OGH 6Ob98/21m

OGH6Ob98/21m23.6.2021

Der Oberste Gerichtshof hat als Revisionsgericht durch den Senatspräsidenten Hon.‑Prof. Dr. Gitschthaler als Vorsitzenden, die Hofräte Univ.‑Prof. Dr. Kodek und Dr. Nowotny, die Hofrätin Dr. Faber und den Hofrat Mag. Pertmayr als weitere Richter in der Rechtssache der klagenden Partei H*****, geboren *****, vertreten durch Mag. Nina Steinmayr, Rechtsanwältin in Mauthausen, als Verfahrenshelferin, gegen die beklagte Partei J*****, geboren *****, Adresse gemäß § 75a ZPO unter Verschluss gehalten, vertreten durch Dr. Vera Weld, Rechtsanwältin in Wien, wegen Ehescheidung, über die außerordentliche Revision der klagenden Partei gegen das Urteil des Landesgerichts Linz als Berufungsgericht vom 9. Februar 2021, GZ 15 R 30/21v-35, in der Fassung des Ergänzungsbeschlusses vom 23. Februar 2021, GZ 15 R 30/21v-37, in nichtöffentlicher Sitzung den

Beschluss

gefasst:

European Case Law Identifier: ECLI:AT:OGH0002:2021:0060OB00098.21M.0623.000

 

Spruch:

Die außerordentliche Revision wird gemäß § 508a Abs 2 ZPO mangels der Voraussetzungen des § 502 Abs 1 ZPO zurückgewiesen.

Begründung:

Rechtliche Beurteilung

[1] Die Frage, ob schwere Eheverfehlungen gesetzt wurden, ist unter Würdigung aller Umstände des Einzelfalls und unter Berücksichtigung des Wesens der Ehe zu beantworten (RS0056369 [T2]). Sie begründet daher – von Fällen grober Fehlbeurteilung abgesehen – keine erhebliche Rechtsfrage im Sinn des § 502 Abs 1 ZPO (RS0044188 [T12]; RS0119414 [T2]).

[2] Ehewidriges Verhalten ist dann keine Eheverfehlung, wenn es als entschuldbare Reaktionshandlung auf das Verhalten des anderen Ehegatten zu werten ist, die unmittelbare Folge eines grob ehewidrigen Verhalten des anderen Teils ist und und zu diesem Verhalten in einem angemessenen Verhältnis steht (RS0057136 [insb T2]).
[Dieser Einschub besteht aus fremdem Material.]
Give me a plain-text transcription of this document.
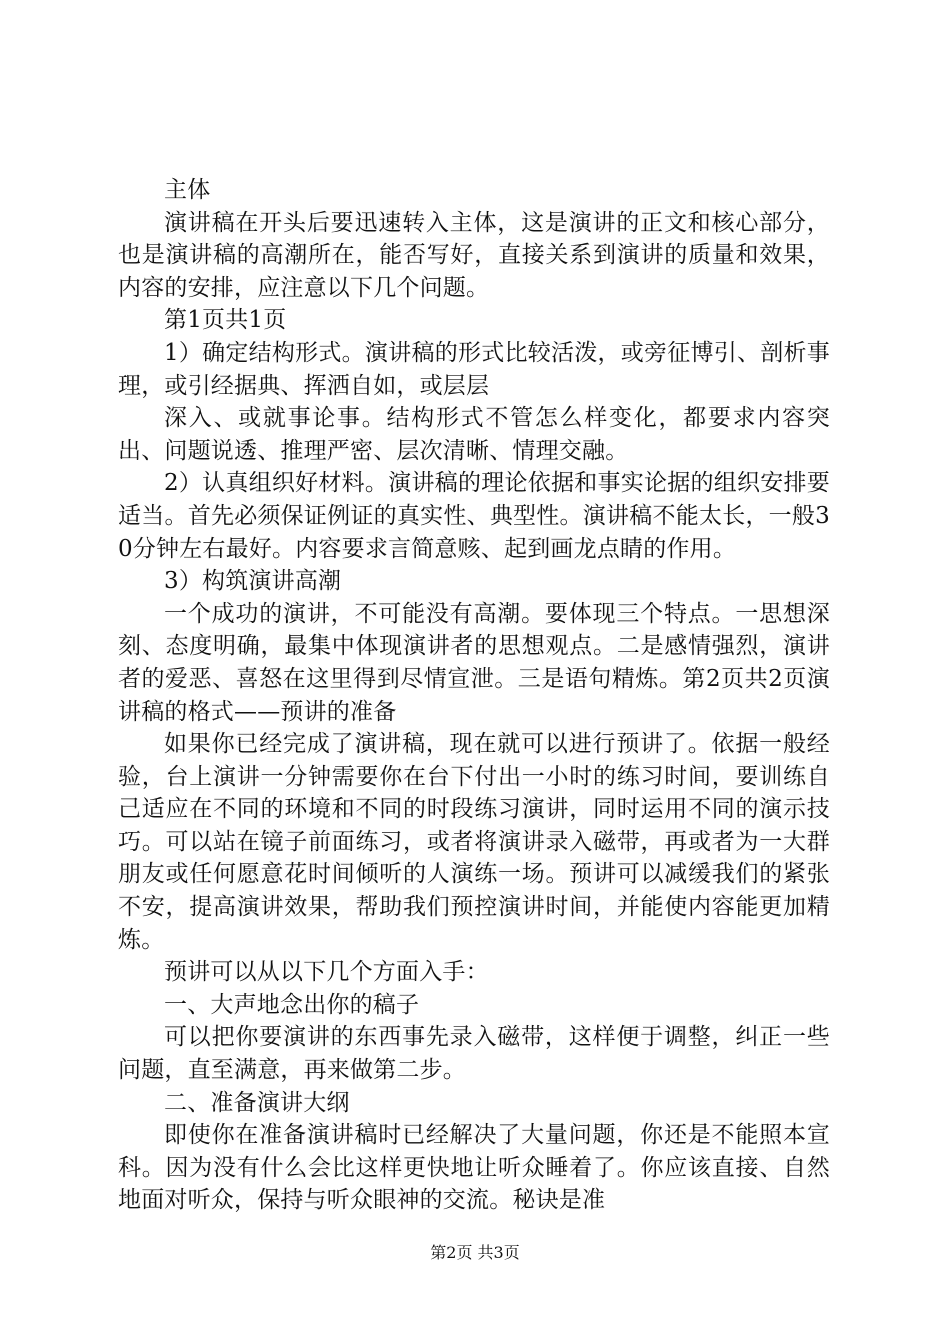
主体

演讲稿在开头后要迅速转入主体，这是演讲的正文和核心部分，也是演讲稿的高潮所在，能否写好，直接关系到演讲的质量和效果，内容的安排，应注意以下几个问题。

第1页共1页

1）确定结构形式。演讲稿的形式比较活泼，或旁征博引、剖析事理，或引经据典、挥洒自如，或层层

深入、或就事论事。结构形式不管怎么样变化，都要求内容突出、问题说透、推理严密、层次清晰、情理交融。

2）认真组织好材料。演讲稿的理论依据和事实论据的组织安排要适当。首先必须保证例证的真实性、典型性。演讲稿不能太长，一般30分钟左右最好。内容要求言简意赅、起到画龙点睛的作用。

3）构筑演讲高潮

一个成功的演讲，不可能没有高潮。要体现三个特点。一思想深刻、态度明确，最集中体现演讲者的思想观点。二是感情强烈，演讲者的爱恶、喜怒在这里得到尽情宣泄。三是语句精炼。第2页共2页演讲稿的格式——预讲的准备

如果你已经完成了演讲稿，现在就可以进行预讲了。依据一般经验，台上演讲一分钟需要你在台下付出一小时的练习时间，要训练自己适应在不同的环境和不同的时段练习演讲，同时运用不同的演示技巧。可以站在镜子前面练习，或者将演讲录入磁带，再或者为一大群朋友或任何愿意花时间倾听的人演练一场。预讲可以减缓我们的紧张不安，提高演讲效果，帮助我们预控演讲时间，并能使内容能更加精炼。

预讲可以从以下几个方面入手：

一、大声地念出你的稿子

可以把你要演讲的东西事先录入磁带，这样便于调整，纠正一些问题，直至满意，再来做第二步。

二、准备演讲大纲

即使你在准备演讲稿时已经解决了大量问题，你还是不能照本宣科。因为没有什么会比这样更快地让听众睡着了。你应该直接、自然地面对听众，保持与听众眼神的交流。秘诀是准

第2页 共3页
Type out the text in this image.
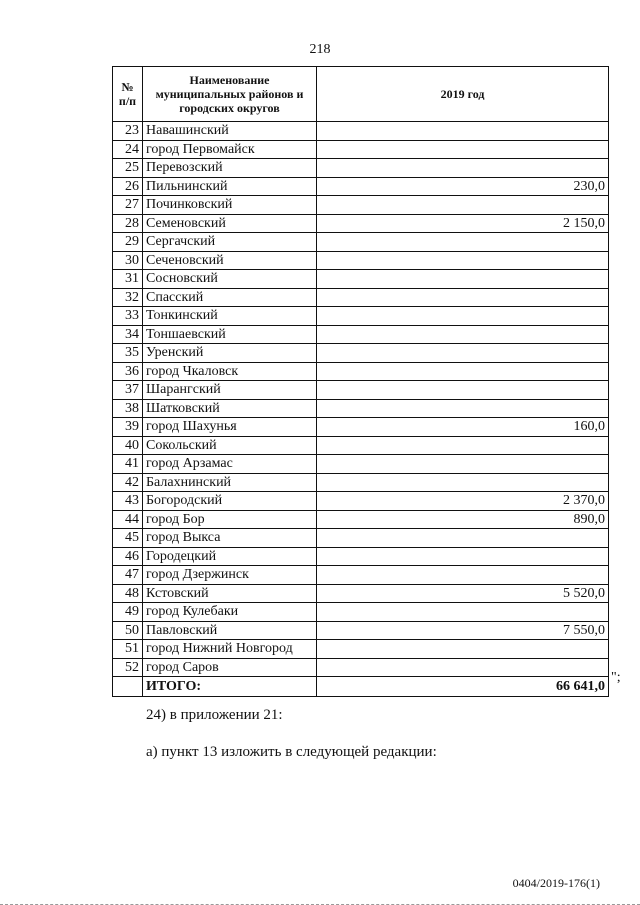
218
№ п/п	Наименование муниципальных районов и городских округов	2019 год
23	Навашинский	
24	город Первомайск	
25	Перевозский	
26	Пильнинский	230,0
27	Починковский	
28	Семеновский	2 150,0
29	Сергачский	
30	Сеченовский	
31	Сосновский	
32	Спасский	
33	Тонкинский	
34	Тоншаевский	
35	Уренский	
36	город Чкаловск	
37	Шарангский	
38	Шатковский	
39	город Шахунья	160,0
40	Сокольский	
41	город Арзамас	
42	Балахнинский	
43	Богородский	2 370,0
44	город Бор	890,0
45	город Выкса	
46	Городецкий	
47	город Дзержинск	
48	Кстовский	5 520,0
49	город Кулебаки	
50	Павловский	7 550,0
51	город Нижний Новгород	
52	город Саров	
	ИТОГО:	66 641,0
";
24) в приложении 21:
а) пункт 13 изложить в следующей редакции:
0404/2019-176(1)
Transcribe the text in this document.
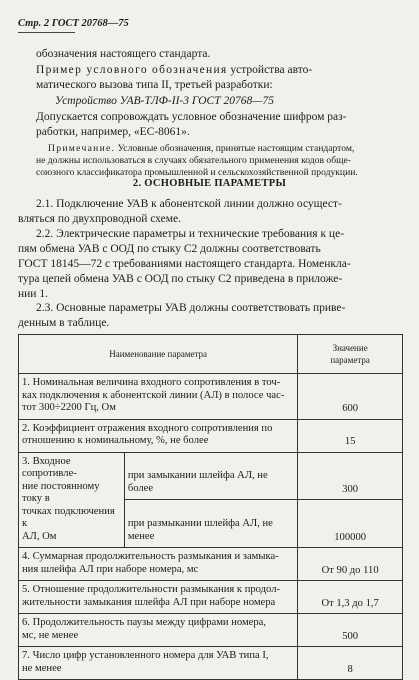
Стр. 2 ГОСТ 20768—75
обозначения настоящего стандарта.
Пример условного обозначения устройства авто-
матического вызова типа II, третьей разработки:
Устройство УАВ-ТЛФ-II-3 ГОСТ 20768—75
Допускается сопровождать условное обозначение шифром раз-
работки, например, «ЕС-8061».
Примечание. Условные обозначения, принятые настоящим стандартом,
не должны использоваться в случаях обязательного применения кодов обще-
союзного классификатора промышленной и сельскохозяйственной продукции.
2. ОСНОВНЫЕ ПАРАМЕТРЫ
2.1. Подключение УАВ к абонентской линии должно осущест-
вляться по двухпроводной схеме.
2.2. Электрические параметры и технические требования к це-
пям обмена УАВ с ООД по стыку С2 должны соответствовать
ГОСТ 18145—72 с требованиями настоящего стандарта. Номенкла-
тура цепей обмена УАВ с ООД по стыку С2 приведена в приложе-
нии 1.
2.3. Основные параметры УАВ должны соответствовать приве-
Наименование параметра		Значение
параметра
1. Номинальная величина входного сопротивления в точ-
ках подключения к абонентской линии (АЛ) в полосе час-
тот 300÷2200 Гц, Ом		600
2. Коэффициент отражения входного сопротивления по
отношению к номинальному, %, не более		15
3. Входное сопротивле-
ние постоянному току в
точках подключения к
АЛ, Ом	при замыкании шлейфа АЛ, не
более	300
	при размыкании шлейфа АЛ, не
менее	100000
4. Суммарная продолжительность размыкания и замыка-
ния шлейфа АЛ при наборе номера, мс		От 90 до 110
5. Отношение продолжительности размыкания к продол-
жительности замыкания шлейфа АЛ при наборе номера		От 1,3 до 1,7
6. Продолжительность паузы между цифрами номера,
мс, не менее		500
7. Число цифр установленного номера для УАВ типа I,
не менее		8
денным в таблице.
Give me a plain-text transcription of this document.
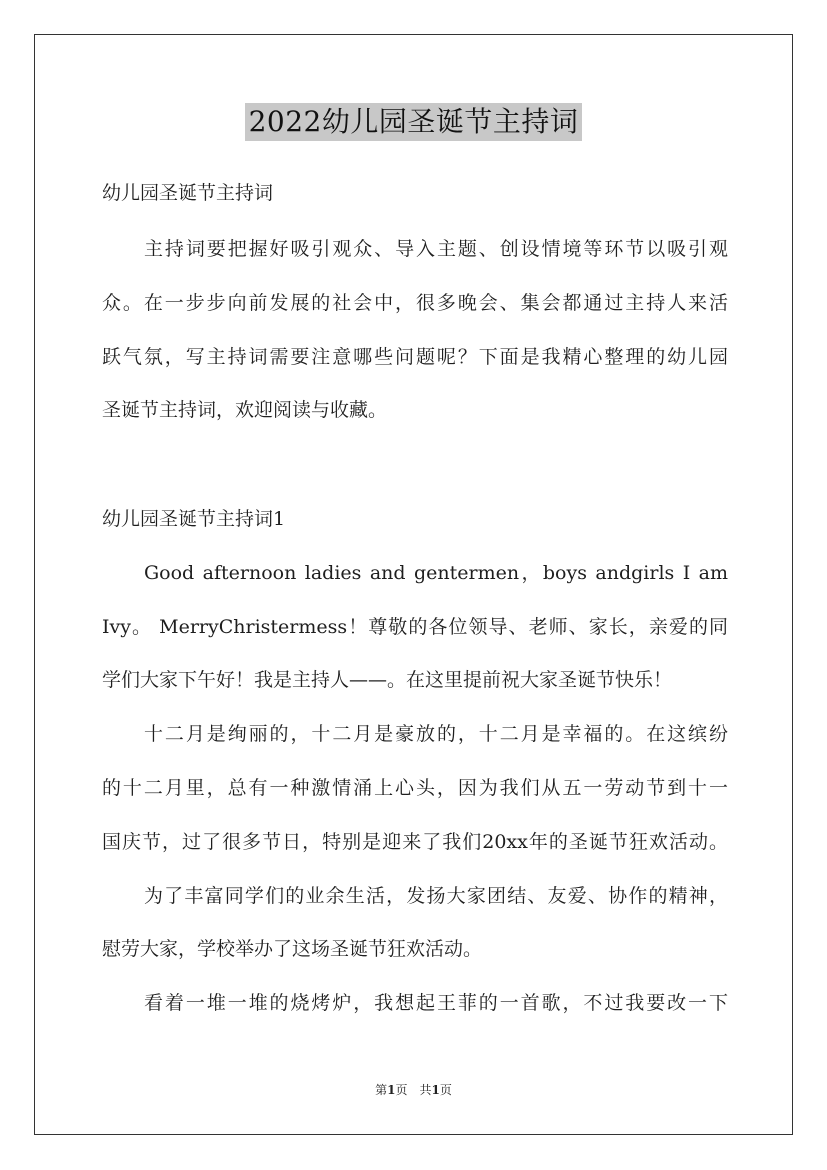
2022幼儿园圣诞节主持词
幼儿园圣诞节主持词
主持词要把握好吸引观众、导入主题、创设情境等环节以吸引观
众。在一步步向前发展的社会中，很多晚会、集会都通过主持人来活
跃气氛，写主持词需要注意哪些问题呢？下面是我精心整理的幼儿园
圣诞节主持词，欢迎阅读与收藏。
幼儿园圣诞节主持词1
Good afternoon ladies and gentermen，boys andgirls I am
Ivy。 MerryChristermess！尊敬的各位领导、老师、家长，亲爱的同
学们大家下午好！我是主持人——。在这里提前祝大家圣诞节快乐！
十二月是绚丽的，十二月是豪放的，十二月是幸福的。在这缤纷
的十二月里，总有一种激情涌上心头，因为我们从五一劳动节到十一
国庆节，过了很多节日，特别是迎来了我们20xx年的圣诞节狂欢活动。
为了丰富同学们的业余生活，发扬大家团结、友爱、协作的精神，
慰劳大家，学校举办了这场圣诞节狂欢活动。
看着一堆一堆的烧烤炉，我想起王菲的一首歌，不过我要改一下
第1页 共1页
Ob eine entschuldbare Reaktionshandlung vorliegt, hängt stets von den Umständen des Einzelfalls ab.

[3] Die Beurteilung des Berufungsgerichts, der Auszug der Beklagten aus der Ehewohnung sei angesichts des Gesamtverhaltens des Klägers und des kurze Zeit davor erfolgten körperlichen Übergriffs nicht als schwere Eheverfehlung im Sinn des § 49 EheG zu werten, ist vertretbar. Es begründet auch keine vom Obersten Gerichtshof aufzugreifende Fehlbeurteilung, wenn das Berufungsgericht im vorliegenden Einzelfall – in dem die aus einem Drittstaat stammende Beklagte erst kurz vor der Eheschließung nach Österreich gezogen war, über keine ausreichenden Deutschkenntnisse verfügte, kein eigenes Einkommen oder Bankkonto hatte und vom Kläger an der Knüpfung sozialer Kontakte gehindert worden war – bei einem (erst) rund zweieinhalb Wochen nach dem körperlichen Übergriff erfolgten Verlassen der Ehewohnung noch von einer unmittelbaren Reaktionshandlung ausgeht.

[4] Soweit die Revision vorbringt, die Beklagte habe eine ehewidrige Beziehung unterhalten, entfernt sie sich vom festgestellten Sachverhalt, sodass das Rechtsmittel insofern nicht gesetzmäßig ausgeführt ist (RS0043312; RS0043603).